The Counts have used NFP despite a series of daunting challenges during their nine years of marriage. They suffered two miscarriages between the birth of their 8-year-old and 5-year-old sons. Jillian also “endured a life threatening injury resulting in a near-death hospital stay” and a cancer diagnosis not long afterward.
“That was one of the hardest times in our marriage and, during those times, we really relied on our faith in God, each other and the effectiveness of NFP,” she said.
Today Jacob and Jillian teach the Standard Sympto-Thermal Method of NFP in the Archdiocese of Galveston-Houston. They find NFP “really the mustard seed” in their “trying to live our lives as Catholics.”
Improving Wellness in Wisconsin
The first time that the Cripes from Holmen, Wisconsin, learned about NFP was from a wedding gift – a one-year subscription to Family Foundations, published by the Couple to Couple League. Although Rebecca and Cory, both 35 and with three young children, admit that the issues usually “saw the garbage can before our eyes ever saw them,” they’ve gone on to practice NFP for over eight of their close to 11 years of marriage. They explain: “It is in agreement with the Catholic Church and her teachings on the fruitfulness of marriage, there are no side-effects to this form of family planning, it empowers couples through knowing their bodies and what their bodies are saying in regards to fertility and obviously it helps communication between spouses.”
It was their searching in sickness, and the communication involved in that search, that led Rebecca and Cory to NFP and health. Rebecca experienced constant nausea early in their marriage. When she made her first sacramental Confession in over a decade, she began to realize, with the help of a priest, the “harmfulness” of using contraception. She researched more about the side effects of hormonal contraception and the possible cause of her nausea. Cory surprising Rebecca (and himself) in supporting their decision to stop using birth control and start using NFP.
Improving health and wellness is a professional affair for the Cripes.
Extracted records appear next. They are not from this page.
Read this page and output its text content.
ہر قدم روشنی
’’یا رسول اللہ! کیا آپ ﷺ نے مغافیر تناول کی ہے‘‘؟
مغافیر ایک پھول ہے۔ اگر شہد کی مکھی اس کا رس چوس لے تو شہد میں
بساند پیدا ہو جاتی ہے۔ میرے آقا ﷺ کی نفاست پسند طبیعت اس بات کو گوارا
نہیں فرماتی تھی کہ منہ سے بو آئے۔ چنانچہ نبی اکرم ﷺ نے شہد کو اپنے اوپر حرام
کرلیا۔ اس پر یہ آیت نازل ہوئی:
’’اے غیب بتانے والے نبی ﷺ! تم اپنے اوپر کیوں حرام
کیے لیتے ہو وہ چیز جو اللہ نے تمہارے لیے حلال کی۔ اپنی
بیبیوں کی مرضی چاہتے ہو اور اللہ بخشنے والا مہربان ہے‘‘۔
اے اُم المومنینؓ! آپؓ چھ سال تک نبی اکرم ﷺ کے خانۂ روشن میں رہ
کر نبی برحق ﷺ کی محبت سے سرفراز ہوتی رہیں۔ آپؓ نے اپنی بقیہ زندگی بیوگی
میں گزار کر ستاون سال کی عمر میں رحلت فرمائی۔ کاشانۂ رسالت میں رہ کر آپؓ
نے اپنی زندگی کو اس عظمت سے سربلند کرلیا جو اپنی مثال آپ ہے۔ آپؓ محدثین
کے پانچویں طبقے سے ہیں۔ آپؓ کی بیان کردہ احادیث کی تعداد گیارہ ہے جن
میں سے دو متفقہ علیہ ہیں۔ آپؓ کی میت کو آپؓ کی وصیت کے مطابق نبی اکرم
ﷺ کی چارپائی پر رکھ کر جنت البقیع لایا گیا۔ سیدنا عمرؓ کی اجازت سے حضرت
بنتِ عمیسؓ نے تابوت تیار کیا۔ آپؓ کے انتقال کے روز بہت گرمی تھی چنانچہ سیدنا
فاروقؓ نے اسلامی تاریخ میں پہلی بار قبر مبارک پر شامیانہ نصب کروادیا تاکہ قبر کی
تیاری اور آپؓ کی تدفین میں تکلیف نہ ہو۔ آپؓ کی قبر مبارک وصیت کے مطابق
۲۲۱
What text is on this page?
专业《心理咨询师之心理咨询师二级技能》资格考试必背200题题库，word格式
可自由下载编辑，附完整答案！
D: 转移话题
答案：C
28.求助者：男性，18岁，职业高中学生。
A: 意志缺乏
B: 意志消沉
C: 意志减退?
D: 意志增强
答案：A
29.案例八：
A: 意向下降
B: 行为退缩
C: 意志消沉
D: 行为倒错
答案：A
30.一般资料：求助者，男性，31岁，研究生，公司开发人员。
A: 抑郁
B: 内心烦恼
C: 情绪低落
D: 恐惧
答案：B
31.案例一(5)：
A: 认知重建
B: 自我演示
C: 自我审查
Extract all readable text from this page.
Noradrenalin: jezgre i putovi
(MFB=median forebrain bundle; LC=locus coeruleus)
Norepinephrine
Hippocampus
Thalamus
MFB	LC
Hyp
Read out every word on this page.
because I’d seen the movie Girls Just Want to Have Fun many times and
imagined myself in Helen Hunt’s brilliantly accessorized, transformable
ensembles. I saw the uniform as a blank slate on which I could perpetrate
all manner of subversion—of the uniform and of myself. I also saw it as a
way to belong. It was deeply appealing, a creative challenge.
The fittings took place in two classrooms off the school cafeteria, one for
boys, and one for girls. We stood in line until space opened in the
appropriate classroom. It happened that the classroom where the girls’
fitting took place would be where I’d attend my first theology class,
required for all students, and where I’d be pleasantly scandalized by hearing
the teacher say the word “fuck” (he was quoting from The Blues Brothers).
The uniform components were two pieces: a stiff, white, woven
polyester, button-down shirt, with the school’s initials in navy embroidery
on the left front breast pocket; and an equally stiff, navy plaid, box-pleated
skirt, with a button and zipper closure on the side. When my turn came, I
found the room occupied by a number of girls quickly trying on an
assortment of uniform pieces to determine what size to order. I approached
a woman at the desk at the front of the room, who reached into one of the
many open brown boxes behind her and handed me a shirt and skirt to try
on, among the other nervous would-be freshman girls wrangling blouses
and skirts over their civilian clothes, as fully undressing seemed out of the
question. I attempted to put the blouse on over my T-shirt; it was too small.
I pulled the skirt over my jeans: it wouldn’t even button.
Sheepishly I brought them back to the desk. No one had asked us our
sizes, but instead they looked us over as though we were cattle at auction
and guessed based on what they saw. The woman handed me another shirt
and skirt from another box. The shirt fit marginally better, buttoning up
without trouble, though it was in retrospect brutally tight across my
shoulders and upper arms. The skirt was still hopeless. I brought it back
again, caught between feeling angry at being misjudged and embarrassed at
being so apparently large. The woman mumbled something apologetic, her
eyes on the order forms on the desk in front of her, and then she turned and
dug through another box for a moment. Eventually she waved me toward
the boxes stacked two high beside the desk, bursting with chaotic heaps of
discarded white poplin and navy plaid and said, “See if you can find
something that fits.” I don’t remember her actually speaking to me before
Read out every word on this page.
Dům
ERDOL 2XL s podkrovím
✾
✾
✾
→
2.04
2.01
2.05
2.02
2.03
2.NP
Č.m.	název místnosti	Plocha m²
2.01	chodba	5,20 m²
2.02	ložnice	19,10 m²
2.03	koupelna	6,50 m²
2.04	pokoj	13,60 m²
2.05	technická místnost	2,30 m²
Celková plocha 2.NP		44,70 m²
Cory is a fitness professional and Rebecca is a registered dietician. NFP remains part of their plans even as it continues “a long commitment where we need to stay consistent with charting and observing signs of fertility.”
Taking Temps in Tempe
Early in marriage, Lisa McDaniel was being treated for thyroid cancer. She and her husband, Joe, both 34 and from Tempe, Arizona, used NFP “confidently but very seriously to postpone pregnancy” at that time. They are married for three years and parents of a 9-month-old son. When Joe was sent by his engineering job to Afghanistan for an entire year beginning in 2011, Lisa saw him only twice, for only two weeks each visit. Such infrequency resulted in their adopting “a different family planning intention” for each day of their visits, using Lisa’s fertility charts to guide them.
Charting isn’t just a personal practice for Lisa. She’s a certified ob/gyn physician assistant, Natural Procreative (NaPro) Medical Consultant and Creighton Model Practitioner. She works with women’s NFP charts daily “to pick up underlying health problems and treat them properly without using birth control.” She’s been teaching NFP to engaged and married couples in the Diocese of Phoenix since 2006.
In Familiaris Consortio, St. John Paul II celebrated how NFP involves “accepting dialogue, reciprocal respect, shared responsibility and self-control” (32). The Catechism of the Catholic Church underscores how its methods “respect the bodies of the spouses, encourages tenderness between them and favor the education of authentic freedom” (2370). The Counts, Cripes and McDaniels haven’t just learned these teachings about NFP. They’ve lived them, found them permanently worthy, and perhaps made themselves and other couples more aware, responsible, truly loving, contemporary countercultural revolutionaries.
Jason Godin is associate editor of Fathers for Good.